6 points, SCA Band 2, 0.125 EFTSL
Postgraduate - Unit
Refer to the specific census and withdrawal dates for the semester(s) in which this unit is offered.
School of Mathematical Sciences
- First semester 2017 (Day)
Bayesian inference. Linear Gaussian models. Kalman filter. Maximum likelihood. Fischer information. Cramer-Rao bound. Supervised classification. Tree based methods. Support vector machines. Introduction to R.
On completion of this unit students will be able to:
- Develop specialised statistical knowledge and skills within the field of statistical learning.
- Understand the complex connections between specialised financial and mathematical concepts.
- Apply critical thinking to problems in statistical learning that relate to financial models.
- Apply estimation and calibration solving skills within the finance context.
- Formulate expert solutions to practical financial problems using specialised cognitive and technical skills within the fields of statistical learning.

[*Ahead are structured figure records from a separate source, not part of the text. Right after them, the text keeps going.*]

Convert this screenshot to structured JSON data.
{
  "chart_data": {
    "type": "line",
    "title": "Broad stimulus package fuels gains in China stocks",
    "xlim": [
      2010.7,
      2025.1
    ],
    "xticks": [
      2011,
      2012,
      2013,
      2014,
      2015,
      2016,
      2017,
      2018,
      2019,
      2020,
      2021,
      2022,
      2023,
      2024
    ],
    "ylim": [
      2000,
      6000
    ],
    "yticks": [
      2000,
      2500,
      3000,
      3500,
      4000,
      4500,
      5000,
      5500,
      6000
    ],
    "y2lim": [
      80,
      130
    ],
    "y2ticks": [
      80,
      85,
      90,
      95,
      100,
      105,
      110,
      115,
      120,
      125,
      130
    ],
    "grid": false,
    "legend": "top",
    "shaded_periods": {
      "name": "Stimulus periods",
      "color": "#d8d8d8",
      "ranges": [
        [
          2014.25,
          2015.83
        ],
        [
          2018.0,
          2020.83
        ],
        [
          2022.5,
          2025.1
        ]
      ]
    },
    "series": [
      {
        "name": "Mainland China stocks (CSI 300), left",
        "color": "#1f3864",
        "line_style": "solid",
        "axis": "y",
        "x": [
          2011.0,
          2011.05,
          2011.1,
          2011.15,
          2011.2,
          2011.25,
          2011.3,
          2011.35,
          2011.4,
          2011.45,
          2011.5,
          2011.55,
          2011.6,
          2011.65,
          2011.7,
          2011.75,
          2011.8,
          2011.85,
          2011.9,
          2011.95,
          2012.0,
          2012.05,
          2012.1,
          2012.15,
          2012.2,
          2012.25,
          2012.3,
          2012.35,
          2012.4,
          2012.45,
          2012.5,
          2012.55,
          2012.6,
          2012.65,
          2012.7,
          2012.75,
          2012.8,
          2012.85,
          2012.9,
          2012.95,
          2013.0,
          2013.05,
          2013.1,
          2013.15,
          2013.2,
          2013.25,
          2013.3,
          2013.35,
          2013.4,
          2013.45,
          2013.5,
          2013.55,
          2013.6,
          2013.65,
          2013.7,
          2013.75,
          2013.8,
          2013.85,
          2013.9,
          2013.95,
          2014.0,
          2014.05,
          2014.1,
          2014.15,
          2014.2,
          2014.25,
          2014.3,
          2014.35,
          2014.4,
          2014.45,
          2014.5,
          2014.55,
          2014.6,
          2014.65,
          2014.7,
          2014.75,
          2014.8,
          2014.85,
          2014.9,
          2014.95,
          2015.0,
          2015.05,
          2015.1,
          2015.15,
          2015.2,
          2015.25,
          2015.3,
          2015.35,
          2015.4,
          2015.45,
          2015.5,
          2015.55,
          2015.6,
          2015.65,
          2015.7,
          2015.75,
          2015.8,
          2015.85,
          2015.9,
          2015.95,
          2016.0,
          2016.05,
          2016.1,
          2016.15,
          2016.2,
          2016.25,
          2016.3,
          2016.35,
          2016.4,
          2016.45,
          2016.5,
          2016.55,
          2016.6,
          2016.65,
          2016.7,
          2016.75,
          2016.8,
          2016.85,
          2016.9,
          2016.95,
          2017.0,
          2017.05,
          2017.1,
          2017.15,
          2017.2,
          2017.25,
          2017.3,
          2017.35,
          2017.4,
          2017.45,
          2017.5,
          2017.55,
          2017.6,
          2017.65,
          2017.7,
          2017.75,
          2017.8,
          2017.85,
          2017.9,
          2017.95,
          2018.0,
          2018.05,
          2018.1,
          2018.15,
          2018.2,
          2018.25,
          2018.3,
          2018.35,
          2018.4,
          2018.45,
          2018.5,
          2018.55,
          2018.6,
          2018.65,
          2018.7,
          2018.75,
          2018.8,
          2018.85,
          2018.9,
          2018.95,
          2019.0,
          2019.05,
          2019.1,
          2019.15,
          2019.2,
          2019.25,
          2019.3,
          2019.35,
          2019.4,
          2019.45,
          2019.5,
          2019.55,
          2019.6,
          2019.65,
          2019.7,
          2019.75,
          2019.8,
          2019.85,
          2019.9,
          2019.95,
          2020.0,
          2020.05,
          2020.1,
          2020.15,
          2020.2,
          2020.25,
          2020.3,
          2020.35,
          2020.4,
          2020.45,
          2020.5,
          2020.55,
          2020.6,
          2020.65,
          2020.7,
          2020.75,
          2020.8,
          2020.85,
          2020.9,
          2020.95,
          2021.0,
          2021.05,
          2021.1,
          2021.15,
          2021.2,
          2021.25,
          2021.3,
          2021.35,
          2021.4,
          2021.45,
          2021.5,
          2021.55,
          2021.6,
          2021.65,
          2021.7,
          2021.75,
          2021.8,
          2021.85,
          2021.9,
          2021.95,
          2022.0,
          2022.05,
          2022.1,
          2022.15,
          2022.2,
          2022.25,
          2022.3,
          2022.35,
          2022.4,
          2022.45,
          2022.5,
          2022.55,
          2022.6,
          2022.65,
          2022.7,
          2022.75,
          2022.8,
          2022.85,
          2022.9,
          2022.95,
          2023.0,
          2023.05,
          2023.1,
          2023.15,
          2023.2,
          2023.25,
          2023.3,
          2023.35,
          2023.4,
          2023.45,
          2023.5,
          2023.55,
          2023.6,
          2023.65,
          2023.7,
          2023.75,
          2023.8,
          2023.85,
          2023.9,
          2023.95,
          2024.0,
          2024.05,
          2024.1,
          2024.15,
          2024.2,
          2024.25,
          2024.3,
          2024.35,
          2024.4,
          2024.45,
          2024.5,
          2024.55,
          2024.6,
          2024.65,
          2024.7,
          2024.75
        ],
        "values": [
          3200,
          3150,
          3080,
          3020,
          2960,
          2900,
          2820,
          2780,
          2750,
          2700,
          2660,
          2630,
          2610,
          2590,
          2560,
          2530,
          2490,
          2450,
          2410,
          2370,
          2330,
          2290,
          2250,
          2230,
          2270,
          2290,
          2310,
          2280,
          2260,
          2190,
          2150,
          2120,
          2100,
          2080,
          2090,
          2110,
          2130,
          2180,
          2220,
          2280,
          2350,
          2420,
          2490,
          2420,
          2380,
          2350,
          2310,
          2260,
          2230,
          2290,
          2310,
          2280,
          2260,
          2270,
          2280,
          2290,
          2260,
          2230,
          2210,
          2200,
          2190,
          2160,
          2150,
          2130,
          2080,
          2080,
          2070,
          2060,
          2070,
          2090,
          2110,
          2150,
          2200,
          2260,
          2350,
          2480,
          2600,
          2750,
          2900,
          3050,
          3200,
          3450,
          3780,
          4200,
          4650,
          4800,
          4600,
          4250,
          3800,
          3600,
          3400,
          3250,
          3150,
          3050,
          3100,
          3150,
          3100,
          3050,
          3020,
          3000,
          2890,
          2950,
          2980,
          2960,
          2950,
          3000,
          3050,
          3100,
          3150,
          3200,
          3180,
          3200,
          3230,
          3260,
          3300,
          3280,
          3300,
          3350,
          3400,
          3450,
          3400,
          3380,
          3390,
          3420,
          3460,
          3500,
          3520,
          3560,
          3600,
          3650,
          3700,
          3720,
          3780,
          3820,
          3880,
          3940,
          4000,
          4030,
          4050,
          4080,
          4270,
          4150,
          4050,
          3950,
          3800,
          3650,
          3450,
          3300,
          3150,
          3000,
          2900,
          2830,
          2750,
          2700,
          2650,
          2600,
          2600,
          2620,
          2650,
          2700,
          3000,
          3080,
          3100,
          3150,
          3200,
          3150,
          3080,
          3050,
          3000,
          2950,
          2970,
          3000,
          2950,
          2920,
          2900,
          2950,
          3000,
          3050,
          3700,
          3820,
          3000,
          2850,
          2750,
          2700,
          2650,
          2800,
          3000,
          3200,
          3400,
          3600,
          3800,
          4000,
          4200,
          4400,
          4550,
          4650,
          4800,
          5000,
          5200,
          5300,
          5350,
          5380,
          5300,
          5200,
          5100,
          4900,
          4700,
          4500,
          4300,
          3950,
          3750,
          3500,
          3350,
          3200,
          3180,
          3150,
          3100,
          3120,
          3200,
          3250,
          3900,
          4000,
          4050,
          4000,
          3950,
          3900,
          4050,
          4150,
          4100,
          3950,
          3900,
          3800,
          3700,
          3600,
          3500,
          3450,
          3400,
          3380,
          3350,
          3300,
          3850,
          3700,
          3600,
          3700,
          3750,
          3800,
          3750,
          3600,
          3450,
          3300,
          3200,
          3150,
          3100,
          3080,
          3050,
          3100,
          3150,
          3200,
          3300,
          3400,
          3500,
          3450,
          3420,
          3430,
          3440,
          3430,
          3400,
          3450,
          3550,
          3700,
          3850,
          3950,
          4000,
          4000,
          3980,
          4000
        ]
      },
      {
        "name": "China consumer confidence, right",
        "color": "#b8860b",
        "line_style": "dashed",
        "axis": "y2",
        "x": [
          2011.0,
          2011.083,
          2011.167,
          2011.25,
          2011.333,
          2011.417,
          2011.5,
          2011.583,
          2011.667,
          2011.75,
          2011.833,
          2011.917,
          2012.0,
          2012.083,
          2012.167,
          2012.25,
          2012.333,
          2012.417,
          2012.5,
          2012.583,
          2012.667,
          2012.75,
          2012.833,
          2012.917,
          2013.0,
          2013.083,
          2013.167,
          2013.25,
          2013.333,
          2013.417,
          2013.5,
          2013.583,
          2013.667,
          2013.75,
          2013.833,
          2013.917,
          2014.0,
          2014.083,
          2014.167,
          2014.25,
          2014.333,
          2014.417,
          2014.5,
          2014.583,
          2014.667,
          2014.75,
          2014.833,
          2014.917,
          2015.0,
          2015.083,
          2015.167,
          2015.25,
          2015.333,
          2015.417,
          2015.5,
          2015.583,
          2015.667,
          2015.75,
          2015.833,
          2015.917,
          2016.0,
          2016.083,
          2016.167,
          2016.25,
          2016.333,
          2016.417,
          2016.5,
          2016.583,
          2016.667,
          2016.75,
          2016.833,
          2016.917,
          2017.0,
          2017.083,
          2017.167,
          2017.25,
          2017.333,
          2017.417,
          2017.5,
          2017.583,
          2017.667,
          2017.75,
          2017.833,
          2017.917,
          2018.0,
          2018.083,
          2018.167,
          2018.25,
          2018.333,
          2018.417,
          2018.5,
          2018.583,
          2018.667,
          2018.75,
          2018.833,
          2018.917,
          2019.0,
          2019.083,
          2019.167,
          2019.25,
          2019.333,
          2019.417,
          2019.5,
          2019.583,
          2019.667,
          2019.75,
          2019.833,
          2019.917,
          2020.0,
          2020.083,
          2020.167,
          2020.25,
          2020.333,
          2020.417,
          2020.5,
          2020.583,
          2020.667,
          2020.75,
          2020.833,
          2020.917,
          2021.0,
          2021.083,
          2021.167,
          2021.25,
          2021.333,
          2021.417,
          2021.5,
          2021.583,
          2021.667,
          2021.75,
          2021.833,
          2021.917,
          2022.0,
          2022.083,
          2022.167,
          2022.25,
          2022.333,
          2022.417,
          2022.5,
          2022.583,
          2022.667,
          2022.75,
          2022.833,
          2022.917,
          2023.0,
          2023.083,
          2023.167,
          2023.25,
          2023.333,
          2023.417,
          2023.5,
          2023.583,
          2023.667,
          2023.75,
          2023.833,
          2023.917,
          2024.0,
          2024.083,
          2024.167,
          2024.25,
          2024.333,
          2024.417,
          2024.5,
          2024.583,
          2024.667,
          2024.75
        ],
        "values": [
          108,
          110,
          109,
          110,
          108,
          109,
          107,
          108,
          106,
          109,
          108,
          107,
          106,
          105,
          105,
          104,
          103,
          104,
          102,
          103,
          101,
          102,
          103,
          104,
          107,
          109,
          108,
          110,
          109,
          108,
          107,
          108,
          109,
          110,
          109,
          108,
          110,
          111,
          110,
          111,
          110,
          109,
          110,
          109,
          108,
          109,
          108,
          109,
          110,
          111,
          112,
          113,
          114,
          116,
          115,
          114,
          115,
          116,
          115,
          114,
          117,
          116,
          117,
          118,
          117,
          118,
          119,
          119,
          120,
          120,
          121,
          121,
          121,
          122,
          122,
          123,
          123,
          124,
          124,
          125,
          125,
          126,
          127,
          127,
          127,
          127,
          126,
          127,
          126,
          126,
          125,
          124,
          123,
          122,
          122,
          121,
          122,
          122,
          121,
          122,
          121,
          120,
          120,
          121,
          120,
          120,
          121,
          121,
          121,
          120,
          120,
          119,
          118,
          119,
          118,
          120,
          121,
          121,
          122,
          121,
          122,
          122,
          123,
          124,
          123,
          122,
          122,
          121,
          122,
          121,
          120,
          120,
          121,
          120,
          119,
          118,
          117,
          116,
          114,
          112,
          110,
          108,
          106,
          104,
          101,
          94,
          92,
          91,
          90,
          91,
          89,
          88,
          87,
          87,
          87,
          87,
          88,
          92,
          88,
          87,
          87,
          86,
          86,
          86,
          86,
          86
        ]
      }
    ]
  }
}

- Communicate complex information in an accessible format to a non-mathematical audience.
Weekly homework: 10% + Assignments: 10% + Minor project: 10% + Examination: 70%
Two 1.5-hour lectures and one 1-hour tutorial per week
See also Unit timetable information
Only students enrolled in the Master of Financial Mathematics can enrol in this unit. Exceptions can be made with permission from the unit co-ordinator.